Sementara apa yang ia gambarkan sebagai ‘setengah hukuman penjara’ telah mengganggu kehidupan keluarga, karir dan pendidikannya, Maher menganggap dirinya lebih beruntung daripada aktivis revolusi 25 Januari 2011 lainnya yang mengakhiri kekuasaan 30 tahun Presiden diktator Hosni Mubarak.
Seperti banyak orang muda Mesir yang berkemah selama berhari-hari di Lapangan Tahrir Kairo pada 2011 (8 tahun yang lalu), calon penerima Hadiah Nobel Perdamaian yang berusia 38 tahun itu memperkirakan kejatuhan Mubarak akan membuka jalan bagi kebebasan.

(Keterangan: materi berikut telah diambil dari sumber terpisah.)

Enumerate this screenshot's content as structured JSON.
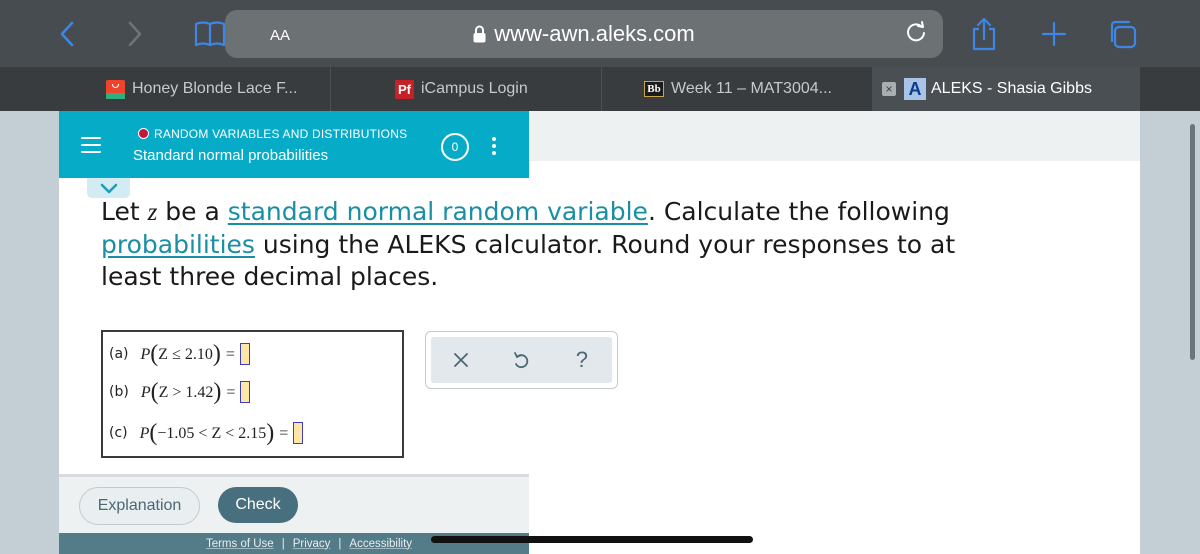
{
  "browser": {
    "text_size_label": "AA",
    "url": "www-awn.aleks.com",
    "colors": {
      "accent": "#3e86e6",
      "toolbar_bg": "#474c50",
      "tabbar_bg": "#383c3f"
    }
  },
  "tabs": [
    {
      "title": "Honey Blonde Lace F...",
      "favicon": "shopping-bag-favicon",
      "active": false
    },
    {
      "title": "iCampus Login",
      "favicon": "Pf",
      "active": false
    },
    {
      "title": "Week 11 – MAT3004...",
      "favicon": "Bb",
      "active": false
    },
    {
      "title": "ALEKS - Shasia Gibbs",
      "favicon": "A",
      "active": true,
      "close_icon": "×"
    }
  ],
  "topic": {
    "category": "RANDOM VARIABLES AND DISTRIBUTIONS",
    "title": "Standard normal probabilities",
    "score": "0",
    "colors": {
      "bar": "#06acc7",
      "status_dot": "#c3163e"
    }
  },
  "question": {
    "pre": "Let ",
    "var": "z",
    "mid1": " be a ",
    "link1": "standard normal random variable",
    "mid2": ". Calculate the following ",
    "link2": "probabilities",
    "post": " using the ALEKS calculator. Round your responses to at least three decimal places."
  },
  "answers": [
    {
      "label": "(a)",
      "p": "P",
      "open": "(",
      "expr": "Z ≤ 2.10",
      "close": ")",
      "eq": "=",
      "value": ""
    },
    {
      "label": "(b)",
      "p": "P",
      "open": "(",
      "expr": "Z > 1.42",
      "close": ")",
      "eq": "=",
      "value": ""
    },
    {
      "label": "(c)",
      "p": "P",
      "open": "(",
      "expr": "−1.05 < Z < 2.15",
      "close": ")",
      "eq": "=",
      "value": ""
    }
  ],
  "tools": {
    "clear": "×",
    "undo": "undo",
    "help": "?"
  },
  "buttons": {
    "explanation": "Explanation",
    "check": "Check"
  },
  "footer": {
    "terms": "Terms of Use",
    "privacy": "Privacy",
    "accessibility": "Accessibility",
    "sep": "|"
  }
}
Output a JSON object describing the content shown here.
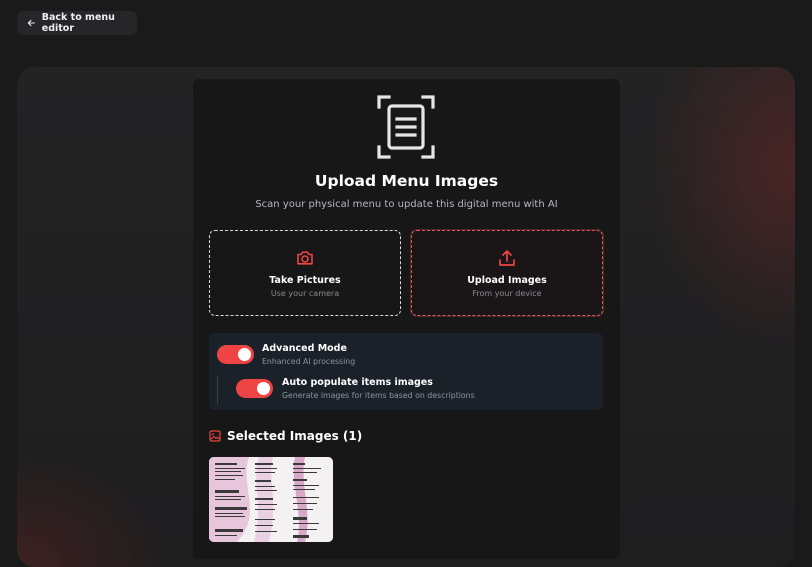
{
  "back_button": {
    "label": "Back to menu editor",
    "icon": "arrow-left-icon"
  },
  "upload": {
    "title": "Upload Menu Images",
    "subtitle": "Scan your physical menu to update this digital menu with AI",
    "icon": "document-scan-icon"
  },
  "options": [
    {
      "label": "Take Pictures",
      "sub": "Use your camera",
      "icon": "camera-icon"
    },
    {
      "label": "Upload Images",
      "sub": "From your device",
      "icon": "upload-icon"
    }
  ],
  "settings": {
    "advanced": {
      "label": "Advanced Mode",
      "sub": "Enhanced AI processing",
      "enabled": true
    },
    "auto_populate": {
      "label": "Auto populate items images",
      "sub": "Generate images for items based on descriptions",
      "enabled": true
    }
  },
  "selected": {
    "title": "Selected Images (1)",
    "icon": "image-icon",
    "count": 1
  },
  "colors": {
    "accent": "#ef4444",
    "panel": "#171718",
    "settings_bg": "#1b2129"
  }
}
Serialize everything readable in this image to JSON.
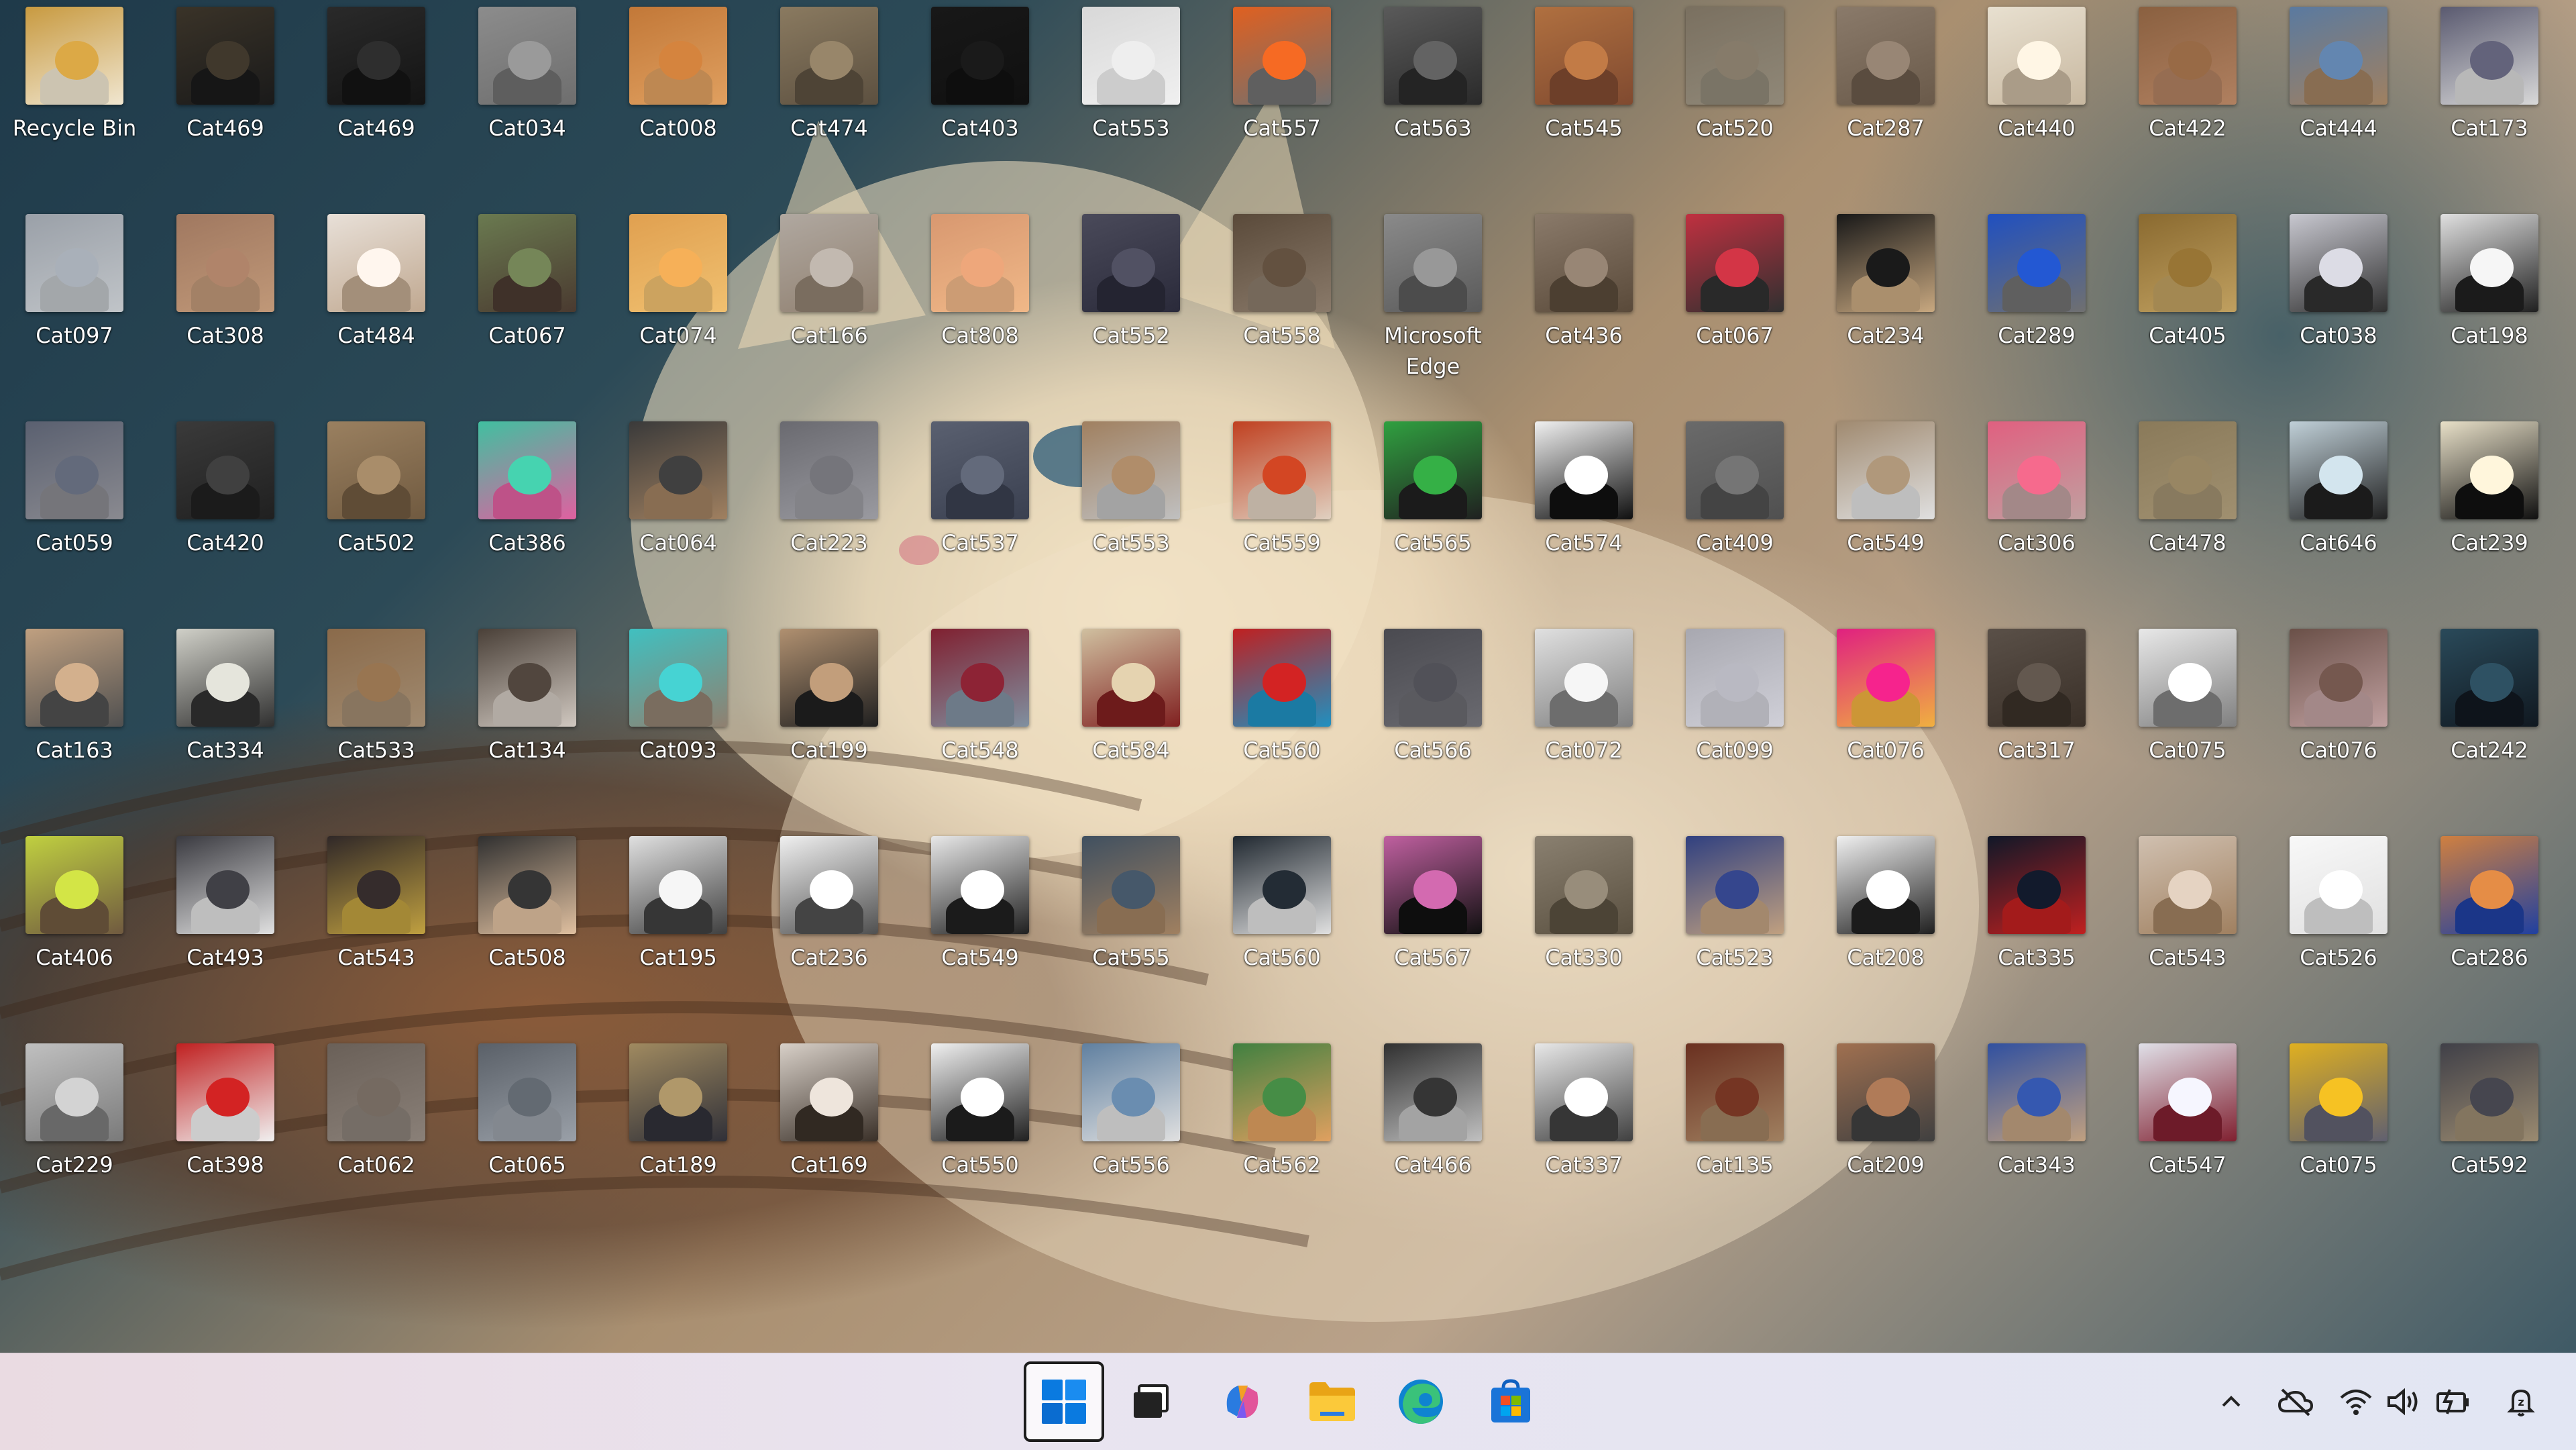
{
  "desktop": {
    "columns": 17,
    "icons": [
      {
        "label": "Recycle Bin",
        "colors": [
          "#c89a40",
          "#f0e6d0"
        ],
        "type": "recycle"
      },
      {
        "label": "Cat469",
        "colors": [
          "#3a3328",
          "#1a1a1a"
        ]
      },
      {
        "label": "Cat469",
        "colors": [
          "#2a2a2a",
          "#141414"
        ]
      },
      {
        "label": "Cat034",
        "colors": [
          "#8c8c8c",
          "#6e6e6e"
        ]
      },
      {
        "label": "Cat008",
        "colors": [
          "#c27838",
          "#e0a060"
        ]
      },
      {
        "label": "Cat474",
        "colors": [
          "#8a7a60",
          "#5c5040"
        ]
      },
      {
        "label": "Cat403",
        "colors": [
          "#181818",
          "#101010"
        ]
      },
      {
        "label": "Cat553",
        "colors": [
          "#d8d8d8",
          "#f0f0f0"
        ]
      },
      {
        "label": "Cat557",
        "colors": [
          "#e06020",
          "#707070"
        ]
      },
      {
        "label": "Cat563",
        "colors": [
          "#5a5a5a",
          "#2a2a2a"
        ]
      },
      {
        "label": "Cat545",
        "colors": [
          "#b07040",
          "#804a30"
        ]
      },
      {
        "label": "Cat520",
        "colors": [
          "#7a7060",
          "#908878"
        ]
      },
      {
        "label": "Cat287",
        "colors": [
          "#8a7a6a",
          "#6a5a4a"
        ]
      },
      {
        "label": "Cat440",
        "colors": [
          "#e8e0d0",
          "#c8b8a0"
        ]
      },
      {
        "label": "Cat422",
        "colors": [
          "#8a6040",
          "#b08060"
        ]
      },
      {
        "label": "Cat444",
        "colors": [
          "#5a7aa0",
          "#a08060"
        ]
      },
      {
        "label": "Cat173",
        "colors": [
          "#5a5a70",
          "#d8d8d8"
        ]
      },
      {
        "label": "Cat097",
        "colors": [
          "#9aa0a8",
          "#c0c4c8"
        ]
      },
      {
        "label": "Cat308",
        "colors": [
          "#a07860",
          "#c09878"
        ]
      },
      {
        "label": "Cat484",
        "colors": [
          "#e8e0d8",
          "#c0a890"
        ]
      },
      {
        "label": "Cat067",
        "colors": [
          "#6a7a50",
          "#4a3a30"
        ]
      },
      {
        "label": "Cat074",
        "colors": [
          "#e0a050",
          "#f0c070"
        ]
      },
      {
        "label": "Cat166",
        "colors": [
          "#b0a8a0",
          "#908070"
        ]
      },
      {
        "label": "Cat808",
        "colors": [
          "#d89870",
          "#f0b888"
        ]
      },
      {
        "label": "Cat552",
        "colors": [
          "#4a4a5a",
          "#2a2a3a"
        ]
      },
      {
        "label": "Cat558",
        "colors": [
          "#5a4a3a",
          "#8a7a6a"
        ]
      },
      {
        "label": "Microsoft Edge",
        "colors": [
          "#8a8a8a",
          "#5a5a5a"
        ]
      },
      {
        "label": "Cat436",
        "colors": [
          "#8a7a6a",
          "#5a4a3a"
        ]
      },
      {
        "label": "Cat067",
        "colors": [
          "#c03040",
          "#303030"
        ]
      },
      {
        "label": "Cat234",
        "colors": [
          "#181818",
          "#c8a880"
        ]
      },
      {
        "label": "Cat289",
        "colors": [
          "#2050c0",
          "#707070"
        ]
      },
      {
        "label": "Cat405",
        "colors": [
          "#8a6a30",
          "#c0a060"
        ]
      },
      {
        "label": "Cat038",
        "colors": [
          "#c8c8d0",
          "#303030"
        ]
      },
      {
        "label": "Cat198",
        "colors": [
          "#e0e0e0",
          "#202020"
        ]
      },
      {
        "label": "Cat059",
        "colors": [
          "#5a6070",
          "#8a8a90"
        ]
      },
      {
        "label": "Cat420",
        "colors": [
          "#3a3a3a",
          "#202020"
        ]
      },
      {
        "label": "Cat502",
        "colors": [
          "#9a8060",
          "#705a40"
        ]
      },
      {
        "label": "Cat386",
        "colors": [
          "#40c0a0",
          "#e060a0"
        ]
      },
      {
        "label": "Cat064",
        "colors": [
          "#3a3a3a",
          "#a08060"
        ]
      },
      {
        "label": "Cat223",
        "colors": [
          "#6a6a70",
          "#9a9aa0"
        ]
      },
      {
        "label": "Cat537",
        "colors": [
          "#5a6070",
          "#3a4050"
        ]
      },
      {
        "label": "Cat553",
        "colors": [
          "#a08060",
          "#c0c0c0"
        ]
      },
      {
        "label": "Cat559",
        "colors": [
          "#c04020",
          "#e0d0c0"
        ]
      },
      {
        "label": "Cat565",
        "colors": [
          "#30a040",
          "#202020"
        ]
      },
      {
        "label": "Cat574",
        "colors": [
          "#f0f0f0",
          "#101010"
        ]
      },
      {
        "label": "Cat409",
        "colors": [
          "#6a6a6a",
          "#505050"
        ]
      },
      {
        "label": "Cat549",
        "colors": [
          "#a08a70",
          "#e0e0e0"
        ]
      },
      {
        "label": "Cat306",
        "colors": [
          "#e06080",
          "#c0a0a0"
        ]
      },
      {
        "label": "Cat478",
        "colors": [
          "#8a7a5a",
          "#a09070"
        ]
      },
      {
        "label": "Cat646",
        "colors": [
          "#c0d0d8",
          "#202020"
        ]
      },
      {
        "label": "Cat239",
        "colors": [
          "#e8e0c8",
          "#101010"
        ]
      },
      {
        "label": "Cat163",
        "colors": [
          "#c0a080",
          "#505050"
        ]
      },
      {
        "label": "Cat334",
        "colors": [
          "#d0d0c8",
          "#303030"
        ]
      },
      {
        "label": "Cat533",
        "colors": [
          "#8a6a4a",
          "#a08a70"
        ]
      },
      {
        "label": "Cat134",
        "colors": [
          "#4a4038",
          "#d0c8c0"
        ]
      },
      {
        "label": "Cat093",
        "colors": [
          "#40c0c0",
          "#908070"
        ]
      },
      {
        "label": "Cat199",
        "colors": [
          "#b09070",
          "#202020"
        ]
      },
      {
        "label": "Cat548",
        "colors": [
          "#802030",
          "#8090a0"
        ]
      },
      {
        "label": "Cat584",
        "colors": [
          "#d0c0a0",
          "#802020"
        ]
      },
      {
        "label": "Cat560",
        "colors": [
          "#c02020",
          "#2090c0"
        ]
      },
      {
        "label": "Cat566",
        "colors": [
          "#4a4a50",
          "#6a6a70"
        ]
      },
      {
        "label": "Cat072",
        "colors": [
          "#e0e0e0",
          "#808080"
        ]
      },
      {
        "label": "Cat099",
        "colors": [
          "#a8a8b0",
          "#d0d0d8"
        ]
      },
      {
        "label": "Cat076",
        "colors": [
          "#e02080",
          "#f0b040"
        ]
      },
      {
        "label": "Cat317",
        "colors": [
          "#5a5048",
          "#3a3028"
        ]
      },
      {
        "label": "Cat075",
        "colors": [
          "#e8e8e8",
          "#808080"
        ]
      },
      {
        "label": "Cat076",
        "colors": [
          "#6a5048",
          "#c0a0a0"
        ]
      },
      {
        "label": "Cat242",
        "colors": [
          "#2a4a5a",
          "#101820"
        ]
      },
      {
        "label": "Cat406",
        "colors": [
          "#c0d040",
          "#705a40"
        ]
      },
      {
        "label": "Cat493",
        "colors": [
          "#3a3a40",
          "#e0e0e0"
        ]
      },
      {
        "label": "Cat543",
        "colors": [
          "#302828",
          "#c0a040"
        ]
      },
      {
        "label": "Cat508",
        "colors": [
          "#303030",
          "#e0c0a0"
        ]
      },
      {
        "label": "Cat195",
        "colors": [
          "#e0e0e0",
          "#404040"
        ]
      },
      {
        "label": "Cat236",
        "colors": [
          "#f0f0f0",
          "#505050"
        ]
      },
      {
        "label": "Cat549",
        "colors": [
          "#e8e8e8",
          "#202020"
        ]
      },
      {
        "label": "Cat555",
        "colors": [
          "#405060",
          "#a08060"
        ]
      },
      {
        "label": "Cat560",
        "colors": [
          "#202830",
          "#e0e0e0"
        ]
      },
      {
        "label": "Cat567",
        "colors": [
          "#c060a0",
          "#101010"
        ]
      },
      {
        "label": "Cat330",
        "colors": [
          "#8a8070",
          "#5a5040"
        ]
      },
      {
        "label": "Cat523",
        "colors": [
          "#304080",
          "#c0a080"
        ]
      },
      {
        "label": "Cat208",
        "colors": [
          "#f0f0f0",
          "#202020"
        ]
      },
      {
        "label": "Cat335",
        "colors": [
          "#101828",
          "#c02020"
        ]
      },
      {
        "label": "Cat543",
        "colors": [
          "#d0c0b0",
          "#a08060"
        ]
      },
      {
        "label": "Cat526",
        "colors": [
          "#f8f8f8",
          "#e0e0e0"
        ]
      },
      {
        "label": "Cat286",
        "colors": [
          "#d08040",
          "#2040a0"
        ]
      },
      {
        "label": "Cat229",
        "colors": [
          "#c0c0c0",
          "#7a7a7a"
        ]
      },
      {
        "label": "Cat398",
        "colors": [
          "#c02020",
          "#f0f0f0"
        ]
      },
      {
        "label": "Cat062",
        "colors": [
          "#6a6058",
          "#8a8078"
        ]
      },
      {
        "label": "Cat065",
        "colors": [
          "#5a6068",
          "#9aa0a8"
        ]
      },
      {
        "label": "Cat189",
        "colors": [
          "#a08a60",
          "#303038"
        ]
      },
      {
        "label": "Cat169",
        "colors": [
          "#d8d0c8",
          "#3a3028"
        ]
      },
      {
        "label": "Cat550",
        "colors": [
          "#f0f0f0",
          "#202020"
        ]
      },
      {
        "label": "Cat556",
        "colors": [
          "#6080a0",
          "#e0e0e0"
        ]
      },
      {
        "label": "Cat562",
        "colors": [
          "#408040",
          "#e0a060"
        ]
      },
      {
        "label": "Cat466",
        "colors": [
          "#303030",
          "#c0c0c0"
        ]
      },
      {
        "label": "Cat337",
        "colors": [
          "#e8e8e8",
          "#404040"
        ]
      },
      {
        "label": "Cat135",
        "colors": [
          "#6a3020",
          "#a08060"
        ]
      },
      {
        "label": "Cat209",
        "colors": [
          "#a07050",
          "#404040"
        ]
      },
      {
        "label": "Cat343",
        "colors": [
          "#3050a0",
          "#c0a080"
        ]
      },
      {
        "label": "Cat547",
        "colors": [
          "#e0e0e8",
          "#802030"
        ]
      },
      {
        "label": "Cat075",
        "colors": [
          "#e0b020",
          "#606070"
        ]
      },
      {
        "label": "Cat592",
        "colors": [
          "#404048",
          "#9a8a70"
        ]
      }
    ]
  },
  "taskbar": {
    "apps": [
      {
        "name": "start-button",
        "icon": "windows-logo-icon",
        "active": true
      },
      {
        "name": "task-view-button",
        "icon": "task-view-icon",
        "active": false
      },
      {
        "name": "copilot-button",
        "icon": "copilot-icon",
        "active": false
      },
      {
        "name": "file-explorer-button",
        "icon": "folder-icon",
        "active": false
      },
      {
        "name": "edge-button",
        "icon": "edge-icon",
        "active": false
      },
      {
        "name": "store-button",
        "icon": "store-icon",
        "active": false
      }
    ],
    "tray": [
      {
        "name": "show-hidden-icons-button",
        "icon": "chevron-up-icon"
      },
      {
        "name": "onedrive-button",
        "icon": "cloud-offline-icon"
      },
      {
        "name": "network-button",
        "icon": "wifi-icon"
      },
      {
        "name": "volume-button",
        "icon": "speaker-icon"
      },
      {
        "name": "battery-button",
        "icon": "battery-charging-icon"
      },
      {
        "name": "notifications-button",
        "icon": "bell-icon"
      }
    ],
    "accent": "#0078d4"
  }
}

Namun, alih-alih seperti yang diharapkan, Maher dan aktivis lainnya mengatakan bahwa segalanya menjadi semakin buruk.
“Tidak ada yang membayangkan bahwa situasinya akan seburuk ini,” kata Maher, seorang insinyur yang juga mengambil studi dalam ilmu politik, kepada Reuters, sebagaimana dikutip Middle East Monitor (MEMO), Kamis (24/1/2019).
“Bahkan hak untuk berkumpul di tengah orang banyak atau untuk mengekspresikan pendapat pun dilarang.”
Rezim kudeta di bawah Abdel Fattah Al-Sisi, yang merebut pemerintahan Presiden sah Dr Mohammad Mursi, bertekad untuk menghancurkan gerakan Ikhwanul Muslimin setelah satu tahun merampas kekuasaan dari tangan Mursi. Akibatnya ekonomi terpuruk. Diktator berdarah ini juga menyasar para aktivis sekuler, termasuk banyak tokoh terkemuka revolusi 25 Januari 2011.
Banyak yang telah melarikan diri dari negara itu. Sementara yang lainnya berada di penjara. Dan kelompok ketiga dibungkam.
Maher, dibebaskan dari hukuman penjara tiga tahun, pada awal 2017. Dia yang diseret karena dituduh melanggar undang-undang anti-protes, memulai masa percobaan tiga tahun hukuman dengan menghabiskan waktu malam, mulai pukul 6 petang hingga jam 6 pagi, di kantor polisi.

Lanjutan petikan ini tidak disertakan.